A year later, the Buddha asked this man, “Well, a year passed by. Do you have a question to ask?”
“No,” the young man replied, “You said “wait a year.” I waited a year in silence and threw away all my thoughts. But when the thoughts disappeared, there were no questions left. Now I understand why Ananda was laughing! He was laughing at how I would ask when I didn’t have any questions!”
#5: Love and Compassion
One day a man came to the Buddha and spat in his face. The Buddha wiped his face and asked, “Is that all, or do you want something else?”
Ananda saw everything and naturally became enraged. He jumped up and, seething with anger, exclaimed, “Teacher, just let me and I’ll punish him!”
“Ananda, you have become a sannyasin, but you constantly forget about it,” the Buddha replied. “This poor man has suffered too much already. Just look at his face, at his tired eyes! Surely he had not slept all night and was tormented before deciding on such an act. And if you or I had lived his life, maybe we would have done the same thing, or maybe even worse. Spitting at me is the outcome of this madness and his miserable life. But it can also be a release. Be compassionate to him. You can kill him and then you will become just like him!”
The person heard this dialogue. He was confused. He wanted to insult and humiliate the Buddha, but for some reason he felt humiliated. The love and compassion shown by the Buddha was a complete surprise to him.
“Go home and rest,” Buddha said, “You don’t look well.

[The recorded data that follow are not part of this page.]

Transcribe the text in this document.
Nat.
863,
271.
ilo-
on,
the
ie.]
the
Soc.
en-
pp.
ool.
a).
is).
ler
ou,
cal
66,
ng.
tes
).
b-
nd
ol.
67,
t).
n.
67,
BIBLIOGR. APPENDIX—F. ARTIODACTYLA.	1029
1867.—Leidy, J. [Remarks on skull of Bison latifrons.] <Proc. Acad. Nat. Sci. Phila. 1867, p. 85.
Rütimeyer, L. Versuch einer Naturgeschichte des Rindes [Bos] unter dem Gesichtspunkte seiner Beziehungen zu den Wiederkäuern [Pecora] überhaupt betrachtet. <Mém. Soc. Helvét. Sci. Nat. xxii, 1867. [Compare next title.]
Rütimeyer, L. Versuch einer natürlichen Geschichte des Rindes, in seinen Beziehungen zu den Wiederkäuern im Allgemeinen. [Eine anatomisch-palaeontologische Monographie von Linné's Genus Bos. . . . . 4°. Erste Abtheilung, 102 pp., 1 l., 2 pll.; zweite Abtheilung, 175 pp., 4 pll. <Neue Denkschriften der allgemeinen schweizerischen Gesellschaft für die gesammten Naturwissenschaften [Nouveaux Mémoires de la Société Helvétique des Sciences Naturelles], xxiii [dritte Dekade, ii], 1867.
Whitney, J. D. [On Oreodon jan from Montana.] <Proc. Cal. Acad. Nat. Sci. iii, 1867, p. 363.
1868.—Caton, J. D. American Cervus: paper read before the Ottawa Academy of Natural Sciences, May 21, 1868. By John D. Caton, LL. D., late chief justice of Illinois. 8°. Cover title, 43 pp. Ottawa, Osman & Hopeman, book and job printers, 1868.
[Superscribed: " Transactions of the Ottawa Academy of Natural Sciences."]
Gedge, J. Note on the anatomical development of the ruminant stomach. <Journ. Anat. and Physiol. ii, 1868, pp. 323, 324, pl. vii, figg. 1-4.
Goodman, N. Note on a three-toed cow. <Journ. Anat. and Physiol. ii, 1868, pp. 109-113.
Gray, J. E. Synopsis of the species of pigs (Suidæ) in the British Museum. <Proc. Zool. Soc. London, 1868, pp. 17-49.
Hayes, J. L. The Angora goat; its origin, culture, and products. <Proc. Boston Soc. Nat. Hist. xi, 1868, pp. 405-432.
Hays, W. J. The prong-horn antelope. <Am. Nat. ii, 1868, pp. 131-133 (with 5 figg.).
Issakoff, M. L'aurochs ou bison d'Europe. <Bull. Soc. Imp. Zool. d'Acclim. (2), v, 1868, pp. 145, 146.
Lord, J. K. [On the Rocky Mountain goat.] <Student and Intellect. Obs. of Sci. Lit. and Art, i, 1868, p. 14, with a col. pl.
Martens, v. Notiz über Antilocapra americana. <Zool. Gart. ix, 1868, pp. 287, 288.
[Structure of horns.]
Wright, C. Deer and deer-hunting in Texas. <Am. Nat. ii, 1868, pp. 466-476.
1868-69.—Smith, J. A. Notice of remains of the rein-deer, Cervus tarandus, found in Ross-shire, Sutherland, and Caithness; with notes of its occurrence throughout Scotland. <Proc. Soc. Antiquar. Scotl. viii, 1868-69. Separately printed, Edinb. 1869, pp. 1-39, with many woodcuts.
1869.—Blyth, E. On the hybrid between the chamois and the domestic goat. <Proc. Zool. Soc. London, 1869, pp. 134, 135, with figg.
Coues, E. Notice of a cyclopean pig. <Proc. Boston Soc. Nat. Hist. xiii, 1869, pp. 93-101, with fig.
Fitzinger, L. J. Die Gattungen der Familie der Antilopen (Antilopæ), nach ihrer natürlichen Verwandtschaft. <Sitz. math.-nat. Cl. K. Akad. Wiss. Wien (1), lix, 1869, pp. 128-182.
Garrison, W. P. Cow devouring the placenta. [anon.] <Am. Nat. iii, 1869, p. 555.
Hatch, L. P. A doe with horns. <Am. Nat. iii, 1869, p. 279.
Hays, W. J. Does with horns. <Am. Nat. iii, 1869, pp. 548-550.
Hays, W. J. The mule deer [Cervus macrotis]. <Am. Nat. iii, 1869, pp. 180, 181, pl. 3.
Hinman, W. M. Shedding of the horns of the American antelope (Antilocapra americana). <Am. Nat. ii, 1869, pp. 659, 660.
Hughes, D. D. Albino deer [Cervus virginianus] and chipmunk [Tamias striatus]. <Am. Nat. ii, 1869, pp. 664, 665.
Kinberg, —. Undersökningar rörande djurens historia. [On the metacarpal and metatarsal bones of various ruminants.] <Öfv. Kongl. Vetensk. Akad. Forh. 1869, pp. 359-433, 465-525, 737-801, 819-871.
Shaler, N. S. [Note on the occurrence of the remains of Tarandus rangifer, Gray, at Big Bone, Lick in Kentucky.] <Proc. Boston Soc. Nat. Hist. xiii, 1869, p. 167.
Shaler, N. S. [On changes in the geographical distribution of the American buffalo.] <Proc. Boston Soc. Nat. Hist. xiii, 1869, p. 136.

You’ve punished yourself enough. Forget about this incident and don’t worry, it didn’t hurt me. This body is made of dust and sooner or later it will turn into dust again, and people will walk on it.”
The man got up wearily and left, hiding his tears. In the evening he came back and fell at the feet of the Buddha, and said, “Please forgive me!”
“There is nothing to forgive, because I was not angry,” the Buddha replied. “But I am happy to see that you have come to your senses and that the hell you lived in has been gone for you. Go in peace and never sink into such a state again!”
#6: The Story of the Angry Young Man and The Buddha
It is said that one day the Buddha was walking through a village. A very angry and rude young man came up and began insulting him, saying all kinds of rude words.
The Buddha was not upset by these insults. Instead, he asked the young man, “Tell me, if you buy a gift for someone, and that person does not take it, to whom does the gift belong?”
The young man was surprised to be asked such a strange question and answered, “It would belong to me because I bought the gift.”
The Buddha smiled and said, “That is correct. And it is exactly the same with your anger. If you become angry with me and I do not get insulted, then the anger falls back on you. You are then the only one who becomes unhappy, not me. All you have done is hurt yourself.”
We hope you enjoyed these Buddhist stories and feel inspired on your spiritual path.